Unfortunately, these more optimised algorithms don't necessarily divide well. If you're not careful, you can spend so much time sifting and sorting data that the speedup you get from multiprocessing gets almost wiped out. So, something like Spice, which looks like a great candidate for multiprocessing, doesn't fare so well.
The results from academia on sparse-matrix acceleration using GPUs are good but not spectacular so far. People tend to report the same problems: memory bandwidth issues, limited cache memory on the GPUs themselves and the need to run thousands of threads in parallel to get any meaningful acceleration. People have reported speedups of maybe 2x, sometimes 10x, but not the 100x you might expect from taking something that runs on one processor to a graphics chip with 128 processors inside.
The release from Nascentric is a masterpiece of legerdemain in that respect - leading you to assume that you will see a 100:1 or even 500:1 level of acceleration, based on the number of SIMD processors you get in the hardware. And then there's the claim from John Croix, Nascentric founder and CTO: "Using nVidia's Tesla platform we can perform circuit simulations in minutes to hours that would previously have taken hours, days and weeks."
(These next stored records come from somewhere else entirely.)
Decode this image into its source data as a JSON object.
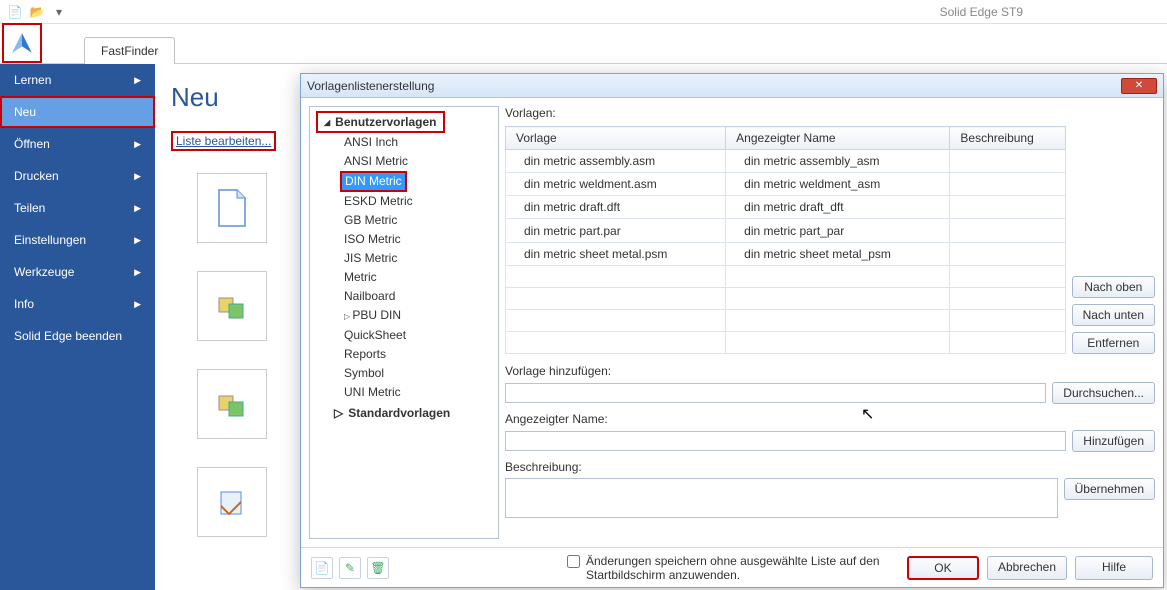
{
  "app": {
    "title": "Solid Edge ST9"
  },
  "ribbon_tab": "FastFinder",
  "sidebar": {
    "items": [
      {
        "label": "Lernen",
        "arrow": true
      },
      {
        "label": "Neu",
        "arrow": false,
        "active": true,
        "highlight": true
      },
      {
        "label": "Öffnen",
        "arrow": true
      },
      {
        "label": "Drucken",
        "arrow": true
      },
      {
        "label": "Teilen",
        "arrow": true
      },
      {
        "label": "Einstellungen",
        "arrow": true
      },
      {
        "label": "Werkzeuge",
        "arrow": true
      },
      {
        "label": "Info",
        "arrow": true
      },
      {
        "label": "Solid Edge beenden",
        "arrow": false
      }
    ]
  },
  "content": {
    "title": "Neu",
    "edit_link": "Liste bearbeiten..."
  },
  "dialog": {
    "title": "Vorlagenlistenerstellung",
    "tree": {
      "root1": "Benutzervorlagen",
      "children1": [
        "ANSI Inch",
        "ANSI Metric",
        "DIN Metric",
        "ESKD Metric",
        "GB Metric",
        "ISO Metric",
        "JIS Metric",
        "Metric",
        "Nailboard",
        "PBU DIN",
        "QuickSheet",
        "Reports",
        "Symbol",
        "UNI Metric"
      ],
      "selected": "DIN Metric",
      "root2": "Standardvorlagen"
    },
    "table": {
      "label": "Vorlagen:",
      "headers": [
        "Vorlage",
        "Angezeigter Name",
        "Beschreibung"
      ],
      "rows": [
        {
          "c0": "din metric assembly.asm",
          "c1": "din metric assembly_asm",
          "c2": ""
        },
        {
          "c0": "din metric weldment.asm",
          "c1": "din metric weldment_asm",
          "c2": ""
        },
        {
          "c0": "din metric draft.dft",
          "c1": "din metric draft_dft",
          "c2": ""
        },
        {
          "c0": "din metric part.par",
          "c1": "din metric part_par",
          "c2": ""
        },
        {
          "c0": "din metric sheet metal.psm",
          "c1": "din metric sheet metal_psm",
          "c2": ""
        }
      ]
    },
    "side_buttons": {
      "up": "Nach oben",
      "down": "Nach unten",
      "remove": "Entfernen"
    },
    "form": {
      "add_template_label": "Vorlage hinzufügen:",
      "browse": "Durchsuchen...",
      "display_name_label": "Angezeigter Name:",
      "add": "Hinzufügen",
      "description_label": "Beschreibung:",
      "apply": "Übernehmen"
    },
    "footer": {
      "checkbox_label": "Änderungen speichern ohne ausgewählte Liste auf den Startbildschirm anzuwenden.",
      "ok": "OK",
      "cancel": "Abbrechen",
      "help": "Hilfe"
    }
  }
}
However, there are no numbers in the release to back this up. You may have the situation where regular Spice code gets a big speed boost but does that happen for some of the Fast-Spice algorithms. Bear in mind there is a lot of tweaking inside Fast-Spice. Designers are invariably turning things off in the hope that their circuit doesn't depend on those elements. The detail on the numbers for each of those cases would be pretty revealing.
A second issue is one of numerical precision. I'm not sure how much codes like Spice depend on double-precision floating point maths but, on GPUs, you really only get single-precision. You are more vulnerable to underflow and overflow issues in code that iterates a lot. Scientists tend to worry about this a lot, although numerical analysis work by computer scientists is doing a lot to assuage those concerns. However, accuracy could be an issue with GPU acceleration in EDA.
On the other hand, any company that looks at GPU acceleration is set up for the future. With OmegaSim GX, today you have to buy a separate accelerator. A few years from now that same code may simply harness the integrated GPU sitting on the AMD or Intel processor. It gives floating-point intensive software an source of Glops in addition to extensions such as SSE2. Why not make use of it?
Personally, I reckon that hardware acceleration in EDA will rise to the surface for a while then disappear again as the general-purpose processor and PC-blade makers absorb those technologies - who knows, they might be a lot better at running technical codes than games. EDA companies would be wise to explore the FPGA and GPU options if only because elements of those products are likely to wind up inside the workstation and the blade. But take the speedup claims with a large dose of salt.